Can you teach a robot to be good? Researchers from Tufts University, Brown University, and Rensselaer Polytechnic Institute are teaming with the U.S. Navy in a project to explore technology that would pave the way for developing robots capable of making moral decisions. If successful, the program might allay concerns expressed recently by Stephen Hawking and colleagues about the potential dangers of artificial intelligence.
And on a related note, Patrick Lin, PhD, director of the Ethics + Emerging Sciences Group at California Polytechnic State University, takes on the morality of autonomous-vehicle crash algorithms. Writing in Wired, he asks whether an autonomous vehicle facing an inevitable accident should choose to hit a motorcyclist wearing a helmet, who would be more likely to survive, or one not wearing a helmet, who is acting irresponsibly.
The project involving Tufts, Brown, and RPI is funded by the Office of Naval Research and coordinated under the Multidisciplinary University Research Initiative. The scientists will explore the challenges of infusing autonomous robots with a sense of right, wrong, and the consequences of both.
“Moral competence can be roughly thought about as the ability to learn, reason with, act upon, and talk about the laws and societal conventions on which humans tend to agree,” said principal investigator Matthias Scheutz, professor of computer science at Tufts School of Engineering and director of the Human-Robot Interaction Laboratory (HRI Lab) at Tufts, as reported in Newswise. “The question is whether machines—or any other artificial system, for that matter—can emulate and exercise these abilities.”

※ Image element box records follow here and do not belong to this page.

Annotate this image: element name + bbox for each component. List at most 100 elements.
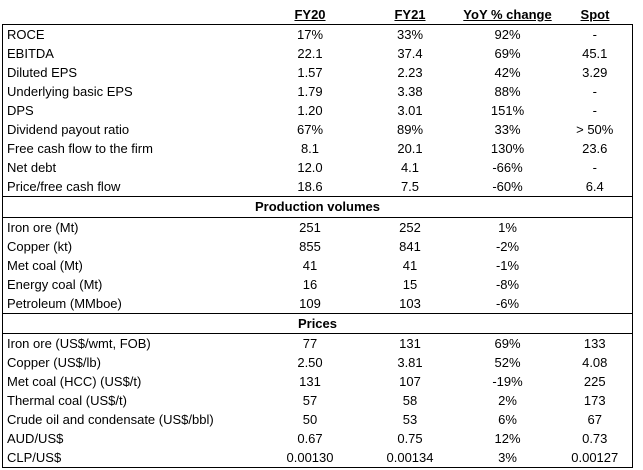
fy20-value: 251 [299,219,321,235]
yoy-value: 3% [457,448,558,469]
fy21-value: 89% [396,122,424,138]
fy20-value: 855 [299,238,321,254]
row-label: Energy coal (Mt) [2,274,258,294]
yoy-value: 69% [494,335,521,351]
fy20-value: 109 [257,293,363,314]
section-production-volumes: Production volumes [2,196,633,218]
fy21-value: 15 [402,276,418,292]
spot-value: 3.29 [557,63,633,83]
fy20-value: 77 [302,335,318,351]
table-row: EBITDA 22.1 37.4 69% 45.1 [2,44,633,64]
spot-value: 0.73 [557,429,633,449]
fy20-value: 67% [296,122,324,138]
yoy-value: -1% [495,257,520,273]
table-row: Energy coal (Mt) 16 15 -8% [2,274,633,294]
section-production-volumes-title: Production volumes [2,196,633,218]
row-label: Thermal coal (US$/t) [2,390,258,410]
spot-value: 0.00127 [557,448,633,469]
spot-value: - [557,82,633,102]
table-row: ROCE 17% 33% 92% - [2,24,633,45]
spot-value: 23.6 [557,139,633,159]
row-label: DPS [2,101,258,121]
table-row: Copper (US$/lb) 2.50 3.81 52% 4.08 [2,352,633,372]
fy20-value: 17% [257,24,363,45]
row-label: Met coal (HCC) (US$/t) [2,371,258,391]
spot-value [557,236,633,256]
table-row: Iron ore (US$/wmt, FOB) 77 131 69% 133 [2,333,633,353]
row-label: AUD/US$ [2,429,258,449]
yoy-value: -2% [495,238,520,254]
fy20-value: 8.1 [300,141,320,157]
fy21-value: 0.00134 [362,448,458,469]
row-label: Iron ore (US$/wmt, FOB) [2,333,258,353]
table-row: Met coal (Mt) 41 41 -1% [2,255,633,275]
row-label: Iron ore (Mt) [2,217,258,237]
spot-value: 45.1 [557,44,633,64]
spot-value [557,217,633,237]
row-label: Diluted EPS [2,63,258,83]
table-row: Price/free cash flow 18.6 7.5 -60% 6.4 [2,177,633,198]
yoy-value: -19% [492,373,523,389]
table-row: Free cash flow to the firm 8.1 20.1 130% 23.… [2,139,633,159]
financial-summary-table: FY20 FY21 YoY % change Spot ROCE 17% 33% 92… [2,5,633,469]
row-label: Free cash flow to the firm [2,139,258,159]
header-fy21: FY21 [394,7,426,23]
spot-value [557,274,633,294]
spot-value [557,255,633,275]
yoy-value: 130% [490,141,525,157]
header-blank [3,5,258,25]
fy21-value: 252 [399,219,421,235]
fy20-value: 22.1 [297,46,323,62]
spot-value: 225 [557,371,633,391]
spot-value: 67 [557,409,633,430]
fy21-value: 7.5 [362,177,458,198]
row-label: EBITDA [2,44,258,64]
table-body: ROCE 17% 33% 92% - EBITDA 22.1 37.4 69% 45.1 Dilut… [2,24,633,469]
table-row: Crude oil and condensate (US$/bbl) 50 53 6%… [2,409,633,430]
row-label: Net debt [2,158,258,178]
fy20-value: 57 [302,392,318,408]
fy21-value: 20.1 [397,141,423,157]
header-yoy: YoY % change [463,7,552,23]
header-row: FY20 FY21 YoY % change Spot [3,5,633,25]
spot-value: 133 [557,333,633,353]
row-label: Copper (US$/lb) [2,352,258,372]
yoy-value: 151% [490,103,525,119]
row-label: CLP/US$ [2,448,258,469]
fy21-value: 107 [399,373,421,389]
fy21-value: 131 [399,335,421,351]
yoy-value: 52% [494,354,521,370]
row-label: Met coal (Mt) [2,255,258,275]
yoy-value: 6% [498,412,517,427]
section-prices-title: Prices [2,312,633,334]
fy21-value: 103 [362,293,458,314]
fy21-value: 58 [402,392,418,408]
fy21-value: 37.4 [397,46,423,62]
yoy-value: -60% [457,177,558,198]
yoy-value: -8% [495,276,520,292]
row-label: ROCE [2,24,258,45]
table-row: DPS 1.20 3.01 151% - [2,101,633,121]
spot-value: 6.4 [557,177,633,198]
fy20-value: 1.20 [297,103,323,119]
table-row: Thermal coal (US$/t) 57 58 2% 173 [2,390,633,410]
table-row: Diluted EPS 1.57 2.23 42% 3.29 [2,63,633,83]
spot-value: 4.08 [557,352,633,372]
fy20-value: 0.67 [297,431,323,447]
table-row: AUD/US$ 0.67 0.75 12% 0.73 [2,429,633,449]
fy21-value: 53 [402,412,418,427]
fy21-value: 4.1 [400,160,420,176]
table-row: Underlying basic EPS 1.79 3.38 88% - [2,82,633,102]
yoy-value: 69% [494,46,521,62]
fy20-value: 0.00130 [257,448,363,469]
fy20-value: 18.6 [257,177,363,198]
fy20-value: 2.50 [297,354,323,370]
header-spot: Spot [580,7,610,23]
fy20-value: 1.79 [297,84,323,100]
row-label: Price/free cash flow [2,177,258,198]
fy21-value: 2.23 [397,65,423,81]
fy21-value: 33% [362,24,458,45]
yoy-value: 12% [494,431,521,447]
fy21-value: 3.01 [397,103,423,119]
yoy-value: 88% [494,84,521,100]
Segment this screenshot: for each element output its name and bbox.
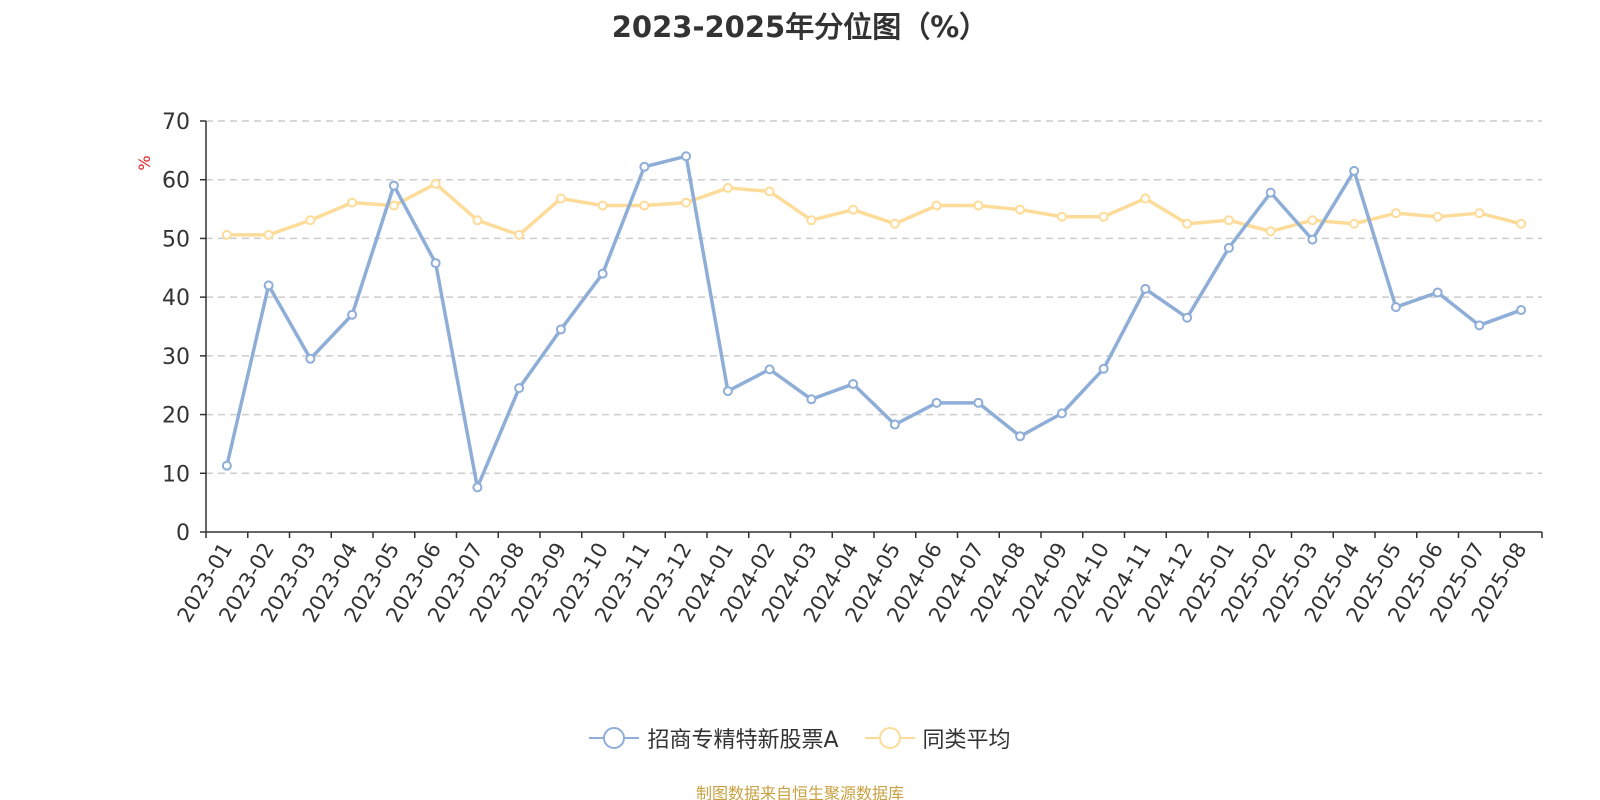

Scheutz described a battlefield scenario in which a robot must make decisions about which of two injured soldiers it should assist—for example, convey one patient for urgently needed treatment or stop along the way on encountering another injured person.
Researchers will attempt to isolate elements of human moral competence and develop frameworks for modeling the human-level moral reasoning that can be implemented in computer architectures.
Selmer Bringsjord, head of the Cognitive Science Department at RPI, said, “We’re talking about robots designed to be autonomous; hence the main purpose of building them in the first place is that you don’t have to tell them what to do. When an unforeseen situation arises, a capacity for deeper, on-board reasoning must be in place, because no finite rule set created ahead of time by humans can anticipate every possible scenario.”
Scheutz added, “If we can computationally model aspects of moral cognition in machines, we may be able to equip robots with the tools for better navigating real-world dilemmas.”
The article in Wired by Lin of Cal Poly suggests how difficult the moral problems that robots might have to solve can be. He tackles the problem by addressing the morality of autonomous-vehicle crash algorithms. He asks whether an autonomous (and assumedly unoccupied) vehicle faced with the certainty of a crash should swerve left and hit a Volvo SUV or swerve right and hit a Mini Cooper. Physics would suggest the former, although an algorithm implementing that approach would make SUVs into targeted vehicles through no fault of the owners or driver and passengers.
He presents yet another scenario, in which an autonomous vehicle facing an inevitable accident must crash into either a motorcycle whose rider is wearing a helmet or one whose isn't. Crash optimization suggests the former, but that would penalize helmet-wearing riders for acting responsibly. Further, should the details of an algorithm that targets helmeted riders become widely known, otherwise responsible riders may choose to forego helmets.
Lin suggests a couple of possibilities. First, when an accident is inevitable, program the autonomous vehicle to choose randomly which vehicle to collide with. Another approach would be to withhold information—for example, don't let the crash algorithms know the make and model of the SUV and Mini Cooper, or whether motorcyclists are wearing helmets. Both approaches have problems.
Lin concludes his article by noting, “Ethics and expectations are challenges common to all automotive manufacturers and tier-one suppliers who want to play in this emerging field…. As the first step toward solving these challenges, creating an open discussion about ethics and autonomous cars can help raise public and industry awareness of the issues, defusing outrage (and therefore large lawsuits) when bad luck or fate crashes into us.”